Sandra is a well-known British architect and urbanist who has lived and worked in the UAE for nearly three decades. She leads tangram architects’ MENA region studio, described as “a practice that pushes the boundaries of design, with sustainability at its’ core”, and who were recognised as the “Middle East Architecture Firm of the Year 2019”, by Middle East Economic Digest.

Sandra is a Fellow of the Royal Institute of British Architects, the UK’s Academy of Urbanism, and is the RIBA Regional Ambassador for Sustainability, and was recently recognised by the UAE Government for her pioneering contribution towards sustainability and climate technology.

She first moved to the UAE to work on the analysis, review, and development of the Al Ain City master plan, which was the fastest changing city in the Gulf in the mid 1990’s. Living in this desert town sparked a lifelong passion for expanding one’s understanding of desert urbanism and delivering regionally noteworthy projects that respect and respond to local climatic, environmental, cultural, social, and sustainability concerns.

Her subsequent project work spans from the usage of traditional materials and methods of construction in the regeneration and development of the historic Arts and Heritage Area of Sharjah, following traditional coral stone and timber construction techniques and practices. She then went on to deliver the first greenroofed government building in Dubai as part of the development and introduction of the Green Building Regulations and Specifications across the Emirate, for which tangram realised 11 social infrastructure projects in seven years. This scheme commenced Dubai Municipality’s conducting technical studies for green roofs system for buildings in Dubai and in 2009 announced their long-term strategy for sustainable design in the Emirate.

Women and Childrens’ Cancer Hospital isolation pods

Sandra is currently designing for health reform in North Africa with a new Women and Children’s Cancer Care Hospital that incorporates nature-based designs into the building, forming an essential extension to the patient and staff spaces that promote the connection of humans with nature.

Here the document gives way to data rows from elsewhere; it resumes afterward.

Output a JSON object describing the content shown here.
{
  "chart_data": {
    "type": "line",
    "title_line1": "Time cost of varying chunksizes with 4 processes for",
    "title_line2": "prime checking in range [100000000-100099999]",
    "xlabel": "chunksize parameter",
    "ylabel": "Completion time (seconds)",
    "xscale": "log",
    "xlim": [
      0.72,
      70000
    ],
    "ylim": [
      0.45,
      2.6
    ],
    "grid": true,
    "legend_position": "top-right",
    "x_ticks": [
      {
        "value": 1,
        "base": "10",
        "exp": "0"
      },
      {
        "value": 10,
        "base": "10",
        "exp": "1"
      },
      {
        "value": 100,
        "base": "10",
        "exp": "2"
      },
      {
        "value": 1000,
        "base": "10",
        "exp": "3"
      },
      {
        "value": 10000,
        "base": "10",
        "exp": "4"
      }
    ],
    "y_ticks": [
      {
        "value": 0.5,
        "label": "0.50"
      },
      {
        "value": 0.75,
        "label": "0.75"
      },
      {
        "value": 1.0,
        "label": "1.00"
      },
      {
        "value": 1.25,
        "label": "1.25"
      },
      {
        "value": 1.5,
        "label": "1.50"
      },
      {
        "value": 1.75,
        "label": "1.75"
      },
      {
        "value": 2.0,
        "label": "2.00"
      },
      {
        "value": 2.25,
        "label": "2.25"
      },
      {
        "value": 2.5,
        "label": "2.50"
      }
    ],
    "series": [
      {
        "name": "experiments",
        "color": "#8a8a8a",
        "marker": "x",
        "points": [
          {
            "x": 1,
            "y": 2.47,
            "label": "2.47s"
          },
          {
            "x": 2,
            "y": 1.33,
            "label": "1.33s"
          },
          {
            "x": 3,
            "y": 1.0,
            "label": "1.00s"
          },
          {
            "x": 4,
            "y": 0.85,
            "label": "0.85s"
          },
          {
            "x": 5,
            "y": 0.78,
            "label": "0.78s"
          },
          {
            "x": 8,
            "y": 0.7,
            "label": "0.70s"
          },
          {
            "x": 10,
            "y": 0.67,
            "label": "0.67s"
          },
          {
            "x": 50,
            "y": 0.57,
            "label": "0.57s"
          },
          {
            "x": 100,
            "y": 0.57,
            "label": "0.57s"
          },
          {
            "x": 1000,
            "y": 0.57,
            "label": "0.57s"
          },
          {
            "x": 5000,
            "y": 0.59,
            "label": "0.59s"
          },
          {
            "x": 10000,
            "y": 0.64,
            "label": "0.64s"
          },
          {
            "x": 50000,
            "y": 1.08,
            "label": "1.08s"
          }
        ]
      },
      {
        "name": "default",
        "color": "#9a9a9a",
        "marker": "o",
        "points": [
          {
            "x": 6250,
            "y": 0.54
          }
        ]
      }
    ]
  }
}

Located on the outskirts of the forest of Zeralda, at the foot of the Atlas Mountains, which inspired and gave guidance for landscaping and the usage of natural materials throughout.

An atrium is carved out creating a main entrance hall that brings in natural light to the public waiting spaces below, this is supplement internally by a circadian lighting system in the depths of the nuclear medicine department, to deliver “cool” blue light during the day that transitions to “warm,” low-intensity light in the evening reinforcing the body’s natural rhythms to promote health and well-being.

Innovatively, paediatric isolation pods are embedded into this landscape with panoramic views, in a patient-centric approach, to allow those unable to leave their rooms to be cocooned by nature, promoting recovery for immunosuppressed children who often face lengthy and isolated in-patient stays. Integrating the natural world into the recovery spaces to enhance and promote healing, internal environmental comfort, and well-being through a design which helps shape all user experiences and patient outcomes. This scheme was recently exhibited by the UK’s Architects for Health (AfH) to showcase what makes a good health building with new health thinking and pushes the boundaries of healthcare design.

Currently, Sandra is overseeing the development of tangram’s latest studio, tangramMETA a technology start-up, formed to deliver designs for an “Hospital of the Future” programme that harnesses the potential of digital technologies and Augmented Intelligence to create virtual reality spaces.